Fourth, while the Satan was wrong about Job (1:8–12), he was right about many of us humans. Many of us serve God for what we get out of it, even if we do not buy into the false narrative of the prosperity gospel. The Satan charged that Job did not serve God for nothing. His claim was that Job served God for the blessings he received. Take them away, and Job will fold like a house of cards. As the story reveals, Job did not fold. He was steadfast even in his suffering, lament, and questioning. Job serves as a spiritual example. He revered God even when the people and things he loved were taken from him.
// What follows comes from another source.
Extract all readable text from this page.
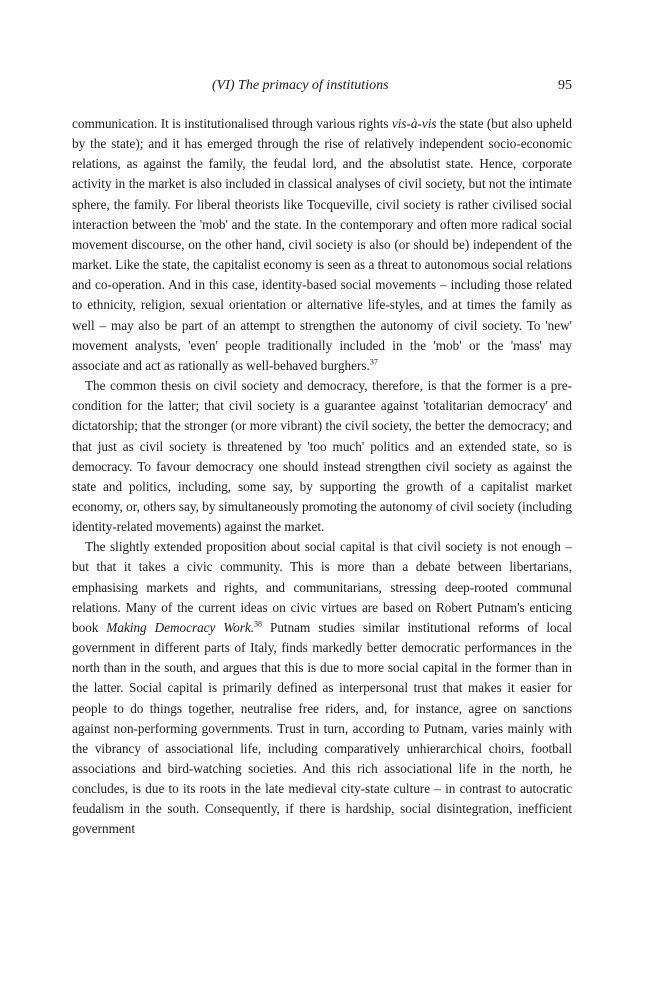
(VI) The primacy of institutions	95

communication. It is institutionalised through various rights vis-à-vis the state (but also upheld by the state); and it has emerged through the rise of relatively independent socio-economic relations, as against the family, the feudal lord, and the absolutist state. Hence, corporate activity in the market is also included in classical analyses of civil society, but not the intimate sphere, the family. For liberal theorists like Tocqueville, civil society is rather civilised social interaction between the 'mob' and the state. In the contemporary and often more radical social movement discourse, on the other hand, civil society is also (or should be) independent of the market. Like the state, the capitalist economy is seen as a threat to autonomous social relations and co-operation. And in this case, identity-based social movements – including those related to ethnicity, religion, sexual orientation or alternative life-styles, and at times the family as well – may also be part of an attempt to strengthen the autonomy of civil society. To 'new' movement analysts, 'even' people traditionally included in the 'mob' or the 'mass' may associate and act as rationally as well-behaved burghers.$^{37}$

The common thesis on civil society and democracy, therefore, is that the former is a pre-condition for the latter; that civil society is a guarantee against 'totalitarian democracy' and dictatorship; that the stronger (or more vibrant) the civil society, the better the democracy; and that just as civil society is threatened by 'too much' politics and an extended state, so is democracy. To favour democracy one should instead strengthen civil society as against the state and politics, including, some say, by supporting the growth of a capitalist market economy, or, others say, by simultaneously promoting the autonomy of civil society (including identity-related movements) against the market.

The slightly extended proposition about social capital is that civil society is not enough – but that it takes a civic community. This is more than a debate between libertarians, emphasising markets and rights, and communitarians, stressing deep-rooted communal relations. Many of the current ideas on civic virtues are based on Robert Putnam's enticing book Making Democracy Work.$^{38}$ Putnam studies similar institutional reforms of local government in different parts of Italy, finds markedly better democratic performances in the north than in the south, and argues that this is due to more social capital in the former than in the latter. Social capital is primarily defined as interpersonal trust that makes it easier for people to do things together, neutralise free riders, and, for instance, agree on sanctions against non-performing governments. Trust in turn, according to Putnam, varies mainly with the vibrancy of associational life, including comparatively unhierarchical choirs, football associations and bird-watching societies. And this rich associational life in the north, he concludes, is due to its roots in the late medieval city-state culture – in contrast to autocratic feudalism in the south. Consequently, if there is hardship, social disintegration, inefficient government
Finally, the Book of Job (and the Bible) affirms that it is not impious to question God. The most prominent characters in Scripture dare to question God. Abraham questioned if God were right to destroy the righteous with the wicked when told of the destruction of Sodom and Gomorrah (Gen 18). Moses questioned whether it is right for God to destroy the people who worshipped the Golden Calf (Exod 32). David became angry with the Lord when God struck down Uzzah for trying to protect the Ark from falling (2 Sam 6). Most of the psalms are psalms of lament and confront God directly with strong and persistent questioning. Jeremiah wrote a whole book called Lamentations. Habakkuk wonders why the wicked prosper while justice is perverted. In addition, Jesus cries out in agony, “My God, My God, why have you forsaken me?” (Matt 27:46). Job and those who question God are in good company.